Hellish Tempest


Hellish Tempest is an adaptation of an article written in Portuguese by James Chagas and published in Gospel-Brazil on May 10, 2015. Click on the following internet address to access Tiago Chagas’ article.



The presidential elections in the United States next year will have the liberal discourse of Hillary Clinton, the leading candidate of the Democratic Party. Clinton is the wife of President Bill Clinton and she was Secretary of State was in the first term of the current President Barack Obama.

During a conference on feminism held in New York City, she said governments should use all available means to combat religion. “Deeply rooted cultural codes, religious beliefs and structural phobias need to change. Governments should use their coercive resources to redefine traditional religious dogma,” said Hillary Clinton. Her dictatorial tone received international prominence, with repercussions in Latin countries, Europe and here in Brazil.

According to the Spanish newspaper La Gaceta, Hillary defended abortion as a “woman’s right” and said that contrary opinions formed from religious beliefs are an act of discrimination against women. “The rights must exist in practice, not only on paper. Laws must be backed with real resources,” she said to justify coercion. Mrs.

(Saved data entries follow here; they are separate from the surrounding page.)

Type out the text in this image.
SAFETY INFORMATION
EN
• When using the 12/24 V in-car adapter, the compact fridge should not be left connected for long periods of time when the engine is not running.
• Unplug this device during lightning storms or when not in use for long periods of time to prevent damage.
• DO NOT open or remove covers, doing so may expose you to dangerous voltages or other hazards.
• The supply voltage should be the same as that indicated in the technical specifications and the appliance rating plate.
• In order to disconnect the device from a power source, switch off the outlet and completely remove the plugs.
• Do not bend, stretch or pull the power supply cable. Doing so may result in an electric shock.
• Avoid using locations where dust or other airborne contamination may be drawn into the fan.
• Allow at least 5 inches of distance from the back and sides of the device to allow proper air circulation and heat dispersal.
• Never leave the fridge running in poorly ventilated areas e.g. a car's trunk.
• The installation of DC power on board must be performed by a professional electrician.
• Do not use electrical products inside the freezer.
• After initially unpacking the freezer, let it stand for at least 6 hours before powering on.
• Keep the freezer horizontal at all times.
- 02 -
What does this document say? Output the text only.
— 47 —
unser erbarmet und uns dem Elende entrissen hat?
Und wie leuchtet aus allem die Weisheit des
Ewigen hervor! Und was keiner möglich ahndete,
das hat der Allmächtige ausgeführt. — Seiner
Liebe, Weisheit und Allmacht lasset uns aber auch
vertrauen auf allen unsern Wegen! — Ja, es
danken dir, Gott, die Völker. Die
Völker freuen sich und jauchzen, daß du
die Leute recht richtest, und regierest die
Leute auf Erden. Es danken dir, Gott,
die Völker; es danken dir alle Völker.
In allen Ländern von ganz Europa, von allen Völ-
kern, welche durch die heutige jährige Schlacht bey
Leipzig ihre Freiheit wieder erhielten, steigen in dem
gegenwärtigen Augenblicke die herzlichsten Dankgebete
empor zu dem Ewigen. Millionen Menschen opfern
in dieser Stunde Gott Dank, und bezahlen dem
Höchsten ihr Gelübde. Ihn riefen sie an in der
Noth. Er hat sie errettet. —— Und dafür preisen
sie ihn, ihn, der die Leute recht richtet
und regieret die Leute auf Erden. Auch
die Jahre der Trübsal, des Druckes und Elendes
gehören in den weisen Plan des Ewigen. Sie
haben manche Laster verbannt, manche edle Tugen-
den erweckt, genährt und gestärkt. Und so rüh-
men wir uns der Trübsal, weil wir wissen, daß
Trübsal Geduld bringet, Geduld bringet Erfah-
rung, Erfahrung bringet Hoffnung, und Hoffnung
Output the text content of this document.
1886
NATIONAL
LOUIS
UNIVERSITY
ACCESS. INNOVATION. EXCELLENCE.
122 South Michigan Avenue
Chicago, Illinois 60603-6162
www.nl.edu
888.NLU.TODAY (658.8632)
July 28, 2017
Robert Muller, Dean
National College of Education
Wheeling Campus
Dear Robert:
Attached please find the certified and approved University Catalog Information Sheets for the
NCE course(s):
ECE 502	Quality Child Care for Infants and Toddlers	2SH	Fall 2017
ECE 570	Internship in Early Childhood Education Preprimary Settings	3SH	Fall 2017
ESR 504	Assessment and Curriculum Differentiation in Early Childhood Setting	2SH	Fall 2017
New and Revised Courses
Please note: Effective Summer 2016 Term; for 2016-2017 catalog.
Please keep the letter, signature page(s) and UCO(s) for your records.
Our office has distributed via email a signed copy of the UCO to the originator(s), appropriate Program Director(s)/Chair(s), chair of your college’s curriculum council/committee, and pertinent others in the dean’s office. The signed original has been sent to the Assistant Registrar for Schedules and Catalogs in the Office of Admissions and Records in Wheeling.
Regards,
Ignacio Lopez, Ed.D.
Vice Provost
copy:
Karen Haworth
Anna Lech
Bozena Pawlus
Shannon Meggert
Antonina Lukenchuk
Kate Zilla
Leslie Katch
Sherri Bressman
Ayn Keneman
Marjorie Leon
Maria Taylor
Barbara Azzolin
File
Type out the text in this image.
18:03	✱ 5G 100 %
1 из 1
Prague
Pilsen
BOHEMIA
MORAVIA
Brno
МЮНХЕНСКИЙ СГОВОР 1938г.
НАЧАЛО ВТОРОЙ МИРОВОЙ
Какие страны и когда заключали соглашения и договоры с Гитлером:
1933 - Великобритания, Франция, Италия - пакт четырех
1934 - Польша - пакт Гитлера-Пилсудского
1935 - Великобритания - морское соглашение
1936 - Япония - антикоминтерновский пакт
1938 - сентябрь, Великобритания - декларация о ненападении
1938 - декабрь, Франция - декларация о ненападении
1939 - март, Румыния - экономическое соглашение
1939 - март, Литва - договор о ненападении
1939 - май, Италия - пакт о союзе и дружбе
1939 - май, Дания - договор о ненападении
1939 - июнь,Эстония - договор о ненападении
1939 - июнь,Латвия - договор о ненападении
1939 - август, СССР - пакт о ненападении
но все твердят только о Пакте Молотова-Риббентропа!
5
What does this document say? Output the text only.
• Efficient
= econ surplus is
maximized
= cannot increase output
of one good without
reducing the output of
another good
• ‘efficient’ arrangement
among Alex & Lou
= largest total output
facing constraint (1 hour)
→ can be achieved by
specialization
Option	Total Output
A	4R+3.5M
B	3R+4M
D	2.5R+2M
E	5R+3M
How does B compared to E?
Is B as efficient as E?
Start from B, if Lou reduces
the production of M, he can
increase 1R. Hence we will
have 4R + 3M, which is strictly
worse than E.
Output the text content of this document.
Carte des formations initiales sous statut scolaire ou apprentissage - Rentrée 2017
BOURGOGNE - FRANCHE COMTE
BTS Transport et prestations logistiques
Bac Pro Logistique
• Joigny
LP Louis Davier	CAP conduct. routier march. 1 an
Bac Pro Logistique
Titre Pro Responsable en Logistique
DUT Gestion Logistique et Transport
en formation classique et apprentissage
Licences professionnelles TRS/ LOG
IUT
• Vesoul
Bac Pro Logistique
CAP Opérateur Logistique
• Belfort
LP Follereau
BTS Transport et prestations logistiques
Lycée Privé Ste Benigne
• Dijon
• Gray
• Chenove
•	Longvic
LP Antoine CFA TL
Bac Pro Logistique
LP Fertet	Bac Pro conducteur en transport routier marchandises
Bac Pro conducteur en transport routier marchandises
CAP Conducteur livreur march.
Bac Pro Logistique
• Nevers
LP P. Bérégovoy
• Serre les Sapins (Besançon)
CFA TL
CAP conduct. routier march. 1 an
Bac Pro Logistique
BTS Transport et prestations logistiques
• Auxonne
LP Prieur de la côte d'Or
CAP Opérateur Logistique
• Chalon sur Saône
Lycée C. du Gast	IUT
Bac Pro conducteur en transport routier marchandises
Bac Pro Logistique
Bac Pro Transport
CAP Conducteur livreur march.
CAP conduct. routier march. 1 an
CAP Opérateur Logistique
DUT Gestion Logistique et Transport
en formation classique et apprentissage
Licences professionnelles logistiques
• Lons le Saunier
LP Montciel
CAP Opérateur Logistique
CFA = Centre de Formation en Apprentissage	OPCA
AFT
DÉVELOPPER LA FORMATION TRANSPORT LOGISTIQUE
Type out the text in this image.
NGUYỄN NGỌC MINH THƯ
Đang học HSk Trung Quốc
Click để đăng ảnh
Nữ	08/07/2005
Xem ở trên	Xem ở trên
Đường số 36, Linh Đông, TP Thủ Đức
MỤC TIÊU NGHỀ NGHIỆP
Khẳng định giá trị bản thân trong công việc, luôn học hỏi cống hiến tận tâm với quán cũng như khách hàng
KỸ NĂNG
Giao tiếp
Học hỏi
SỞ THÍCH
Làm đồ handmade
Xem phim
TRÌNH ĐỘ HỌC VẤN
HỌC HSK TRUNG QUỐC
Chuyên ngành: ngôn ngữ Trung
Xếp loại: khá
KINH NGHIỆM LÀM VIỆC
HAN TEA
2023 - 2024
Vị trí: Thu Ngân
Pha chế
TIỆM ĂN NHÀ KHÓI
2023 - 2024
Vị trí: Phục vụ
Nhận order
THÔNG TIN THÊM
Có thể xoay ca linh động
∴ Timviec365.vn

Clinton has referred to abortion as a defense of “sexual and reproductive health,” and said that the movement of the Right to Life needs confrontation.

The impact of Mrs. Clinton’s statements was negative among American Christians. Bill Donohue, representative of the Catholic League of the United States, said that never a candidate for the presidency of the country had positioned herself so clearly against religion. Ed Morrissey, a columnist for HotAir, joked: “A candidate to the US presidency promising to use public resources to end religious beliefs is probably the most sincere progressive slogan of history. The implication that a nation built on the pillar of religious freedom will employ the state’s power to change religious practices is an unprecedented statement.”


Hillary was known to always carry a copy of the Holy Bible in her purse. In 2007, she told CNN that her practice of the faith was a daily exercise for spiritual awakening “does not come naturally,” but arises in the heart when we face adversity: “The existence of suffering calls us to action,” she said.

In 1993 she gave one of hers most eloquent speeches, at the University of Texas, when he said that it was necessary to give a new meaning to politics: “We must gather what we believe to be more correct in morals, ethics and spirituality, and behave in the best possible way with the guidance of God.”